Monday, August 10, 2009
Counting Trees in New Albin
(Can you tell work is slow this morning? I'm catching up on all the blogging I had been meaning to do for the past 3-4 weeks.)
A few weeks ago, I spotted a stranger in my lawn, staring at our trees and then making notes on a clipboard. I of course had to find out what on earth he was up to. Turns out that he was with the State of Iowa, which, in an uncharacteristic fit of proactivity, had decided to make a survey of all the trees within city limits of many, if not most or all, of Iowa's towns, so that they would have an idea what and how many trees are likely to need replacing in the next few years due to pests. We are facing an imminent invasion of gypsy moths and emerald ash borers in Iowa, and while the state is gearing up to fight them, it's also planning on contingencies like how to re-tree our state when the pests make their mark. For example, he was counting up ash, oak, maple, locust and other trees in New Albin so that the city would know that, say, 30% of the trees that it is responsible for are ashes that may need to be removed and replaced in the next 10 years. That's a totally made-up number, by the way. He pointed out that our big ol' ugly ash tree, which we already know is a problem because it's all tangled up with the power lines, is actually the city's tree, not ours, as it is on the verge between the street and our sidewalk. He said we should be happy about that one because it would be a very expensive removal.

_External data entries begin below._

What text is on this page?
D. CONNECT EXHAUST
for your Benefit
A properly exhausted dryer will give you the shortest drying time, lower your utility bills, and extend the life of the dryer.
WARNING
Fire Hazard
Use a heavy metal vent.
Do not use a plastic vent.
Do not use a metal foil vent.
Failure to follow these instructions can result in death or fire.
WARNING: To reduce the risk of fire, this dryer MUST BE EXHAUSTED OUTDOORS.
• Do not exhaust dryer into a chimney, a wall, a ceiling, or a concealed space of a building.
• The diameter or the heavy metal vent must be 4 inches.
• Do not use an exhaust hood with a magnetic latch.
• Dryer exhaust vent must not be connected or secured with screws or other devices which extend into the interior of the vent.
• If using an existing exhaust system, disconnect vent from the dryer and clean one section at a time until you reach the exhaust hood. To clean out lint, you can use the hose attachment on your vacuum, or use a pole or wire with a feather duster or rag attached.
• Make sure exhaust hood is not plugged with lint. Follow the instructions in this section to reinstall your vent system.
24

I walked around with him and talked about our trees for awhile. I pointed out our little red oak that my daughter brought home from school on Arbor Day five years ago. When it came to us it was about the size of a pencil. It's now probably 9-10 feet tall and very healthy. He complimented it. I like anybody who likes trees. :o) This was a very nice man.
He told me about how the DNR gets early warning that an area has been infested with emerald ash borers: They go to some place where there is a lot of public coming and going, like a state campground, and they find a young ash tree and girdle it in springtime. Basically they would throw this little tree into a state of stress. Emerald ash borers go straight for distressed, weakened trees and do their thing, so if there are any ash borers in the area, they will find this poor little tree. In fall, the tree would be cut down and checked to see if there were any signs of ash borers under the bark. If there aren't, then it's a safe bet that the area is clear, so far, of ash borers.
I got the man to pose for these pictures with Ugly Old Ash Tree when I told him I wanted to blog him. He said the more the word gets out, the better.